Я вопросительно взглянул на Рюмина, и тот кивнул – «верно говорит, он первый на злодея кинулся, и прочие немцы тоже».
– Хорошо, Курт, я тебя понял, однако если в твоем капральстве что-то подобное повторится, ты ответишь наравне с виновным.
Подойдя к связанному, я пристально посмотрел в его безумные от страха глаза, и мне показалось, что из глубины зрачков на меня смотрит сам дьявол. Похоже, долгая осада, полная лишений, приведшая в конце концов к каннибализму, совершенно расстроила психику этого человека. И я невольно задумался, сколько их еще таких среди перешедших на мою сторону наемников. А еще я решил, что в первом же бою не колеблясь пошлю их на верную смерть, предоставив Господу самому решать, кто из них чего достоин.
– Ты сдохнешь самой поганой смертью, какую я только смогу придумать, – проговорил я, глядя прямо ему в глаза, и, резко развернувшись, вышел.
– Где она? – спросил я Рюмина, и он показал мне в сторону ближайшей коновязи.
Настя была еще жива, но беглого взгляда на ее ранение хватило, чтобы понять: это ненадолго. Опустившись на колени рядом с ней, я взял ее за холодеющую руку и держал, пока ее прекрасные даже в смертный час глаза не потухли. Не в силах видеть этот остекленевший взгляд, я протянул руку и закрыл ей веки. Рядом кто-то опустился на колени, и я, подняв глаза, заметил плачущую Ксению. «Не стоило ей показываться», – подумал я несколько отстраненно. Наконец сделав над собой усилие, поднялся и устало проговорил в сторону своих подчиненных:
– Найдите священника.
Хоронили Настю на следующее утро. Я не захотел никакой пышности, и при погребении присутствовали только мои ближники и Ксения.
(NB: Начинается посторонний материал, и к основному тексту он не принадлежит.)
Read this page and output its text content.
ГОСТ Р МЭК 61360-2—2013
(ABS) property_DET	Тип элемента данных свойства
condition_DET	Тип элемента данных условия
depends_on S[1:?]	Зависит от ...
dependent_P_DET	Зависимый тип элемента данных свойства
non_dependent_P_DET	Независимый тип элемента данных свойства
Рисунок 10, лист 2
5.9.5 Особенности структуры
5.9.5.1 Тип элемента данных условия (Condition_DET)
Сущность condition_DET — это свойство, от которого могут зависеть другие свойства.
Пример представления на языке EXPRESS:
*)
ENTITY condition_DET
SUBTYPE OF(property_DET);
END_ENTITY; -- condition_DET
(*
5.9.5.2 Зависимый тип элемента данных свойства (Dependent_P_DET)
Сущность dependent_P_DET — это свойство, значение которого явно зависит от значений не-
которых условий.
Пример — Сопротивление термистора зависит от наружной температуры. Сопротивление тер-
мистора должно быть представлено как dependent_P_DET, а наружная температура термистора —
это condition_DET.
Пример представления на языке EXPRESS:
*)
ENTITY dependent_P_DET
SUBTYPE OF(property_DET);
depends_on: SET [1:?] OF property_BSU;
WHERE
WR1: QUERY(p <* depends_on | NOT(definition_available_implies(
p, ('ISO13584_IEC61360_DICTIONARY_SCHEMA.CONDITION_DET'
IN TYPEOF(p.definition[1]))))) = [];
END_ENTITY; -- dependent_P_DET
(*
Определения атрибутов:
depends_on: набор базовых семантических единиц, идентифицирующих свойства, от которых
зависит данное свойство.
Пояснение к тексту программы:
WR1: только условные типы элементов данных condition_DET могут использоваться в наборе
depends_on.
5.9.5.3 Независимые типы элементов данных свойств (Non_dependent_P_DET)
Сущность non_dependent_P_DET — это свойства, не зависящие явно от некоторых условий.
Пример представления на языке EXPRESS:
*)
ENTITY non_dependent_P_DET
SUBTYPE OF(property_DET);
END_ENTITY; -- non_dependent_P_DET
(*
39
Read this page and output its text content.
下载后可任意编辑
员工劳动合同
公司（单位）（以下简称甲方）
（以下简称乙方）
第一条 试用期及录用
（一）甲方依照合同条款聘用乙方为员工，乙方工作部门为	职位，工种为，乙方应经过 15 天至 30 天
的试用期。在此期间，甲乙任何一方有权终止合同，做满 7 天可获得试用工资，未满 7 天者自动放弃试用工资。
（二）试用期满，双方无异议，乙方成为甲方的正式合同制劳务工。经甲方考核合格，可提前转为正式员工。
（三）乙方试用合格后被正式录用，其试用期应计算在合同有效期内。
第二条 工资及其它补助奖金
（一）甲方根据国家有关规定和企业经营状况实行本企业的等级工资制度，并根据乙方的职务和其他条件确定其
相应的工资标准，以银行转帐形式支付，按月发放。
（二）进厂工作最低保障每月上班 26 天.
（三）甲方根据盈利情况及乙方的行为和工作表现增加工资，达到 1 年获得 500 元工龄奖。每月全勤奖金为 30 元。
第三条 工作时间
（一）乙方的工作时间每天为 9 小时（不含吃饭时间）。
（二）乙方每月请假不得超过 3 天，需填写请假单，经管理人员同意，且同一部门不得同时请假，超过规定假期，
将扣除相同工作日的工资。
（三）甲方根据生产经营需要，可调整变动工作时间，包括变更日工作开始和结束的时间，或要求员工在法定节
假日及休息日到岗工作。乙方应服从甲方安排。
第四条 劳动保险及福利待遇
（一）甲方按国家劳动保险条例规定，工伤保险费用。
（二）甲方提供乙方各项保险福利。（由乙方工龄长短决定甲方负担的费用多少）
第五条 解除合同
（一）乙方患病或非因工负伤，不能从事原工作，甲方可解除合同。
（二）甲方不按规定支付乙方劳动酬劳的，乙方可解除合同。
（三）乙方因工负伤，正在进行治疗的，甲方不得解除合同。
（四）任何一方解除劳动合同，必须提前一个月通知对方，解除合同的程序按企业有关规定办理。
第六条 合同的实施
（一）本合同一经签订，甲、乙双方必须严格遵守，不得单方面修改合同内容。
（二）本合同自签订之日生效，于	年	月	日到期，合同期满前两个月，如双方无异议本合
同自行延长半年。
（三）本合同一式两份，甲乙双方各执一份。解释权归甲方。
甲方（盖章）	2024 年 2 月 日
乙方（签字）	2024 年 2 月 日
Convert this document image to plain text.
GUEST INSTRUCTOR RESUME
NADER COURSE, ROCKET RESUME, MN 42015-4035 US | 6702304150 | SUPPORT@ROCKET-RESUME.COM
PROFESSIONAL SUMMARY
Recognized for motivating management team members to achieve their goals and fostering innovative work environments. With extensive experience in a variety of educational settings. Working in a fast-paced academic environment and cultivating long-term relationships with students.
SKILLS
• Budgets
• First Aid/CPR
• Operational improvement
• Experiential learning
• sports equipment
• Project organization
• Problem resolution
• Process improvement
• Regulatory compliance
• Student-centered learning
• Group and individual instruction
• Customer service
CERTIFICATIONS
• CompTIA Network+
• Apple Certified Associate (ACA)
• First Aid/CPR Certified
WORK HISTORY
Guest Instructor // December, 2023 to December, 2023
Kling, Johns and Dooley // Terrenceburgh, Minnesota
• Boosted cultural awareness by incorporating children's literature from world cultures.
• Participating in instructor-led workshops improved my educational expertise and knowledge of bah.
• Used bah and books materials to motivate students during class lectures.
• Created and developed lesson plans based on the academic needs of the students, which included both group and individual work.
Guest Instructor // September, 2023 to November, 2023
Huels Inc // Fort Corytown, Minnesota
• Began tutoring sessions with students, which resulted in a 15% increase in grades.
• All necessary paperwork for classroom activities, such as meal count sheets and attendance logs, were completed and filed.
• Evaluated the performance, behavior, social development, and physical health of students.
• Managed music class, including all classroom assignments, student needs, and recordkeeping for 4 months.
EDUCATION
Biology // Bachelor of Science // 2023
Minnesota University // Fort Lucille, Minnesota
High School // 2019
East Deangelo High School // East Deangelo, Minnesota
Я хотел было еще раз поговорить с ней о ее намерении вернуться в монастырь, надеясь отговорить, но она пришла на похороны в иноческой одежде. Взглянув ей в глаза, я все понял и внутренне согласился с ее выбором. Аникита с того момента, как увидел Ксению, все порывался поговорить со мной, но я ни минуты не оставался один, а он не хотел никого посвящать в свои сомнения. Старенький попик прочитал приличествующие случаю молитвы и, получив весьма щедрое вознаграждение, удалился, не переставая кланяться. Дождавшись, когда на могиле вырос холмик земли с крестом, я направился к своему коню и, вскочив в седло, обернулся к Вельяминову и Рюмину.
– Аникита, после поминок возьмешь Ксению и отвезешь в обитель. Да, я знаю, кто она!
– А ты, Клим, поедешь с ним и сделаешь вклад побогаче, деньгами или еще чем, а матушке игуменье намекнешь, чтобы инокиню Ольгу не притесняли.
Но до поминок надо было сделать еще одно дело, а именно – покончить с Золтаном. Первой мыслью было закопать его живьем в ту же могилу, что и убитую им Настю, однако мысль, что эта погань будет лежать рядом с ней, привела меня в содрогание. Забить палками, прогнав сквозь строй? Четвертовать? Посадить на кол? Мысли одна кровожаднее другой посещали меня в предшествующую ночь, но ничего достойного содеянному не приходило мне в голову. Ничего так и не решив для себя, я зашел в башню, игравшую роль тюрьмы, и едва не остолбенел от увиденного.
У приговоренного к смерти в камере находился отец Тео и явно давал этому мерзавцу последнее утешение. Не знаю, что именно сказал ему священник, но, судя по лицу, Золтан определенно надеялся, что покаяние не позволит пропасть его заблудшей душе.
– Святой отец, а что вы здесь делаете?
– Я пришел исповедовать моего духовного сына, чтобы приготовить его к жизни вечной, – отвечал мне священник.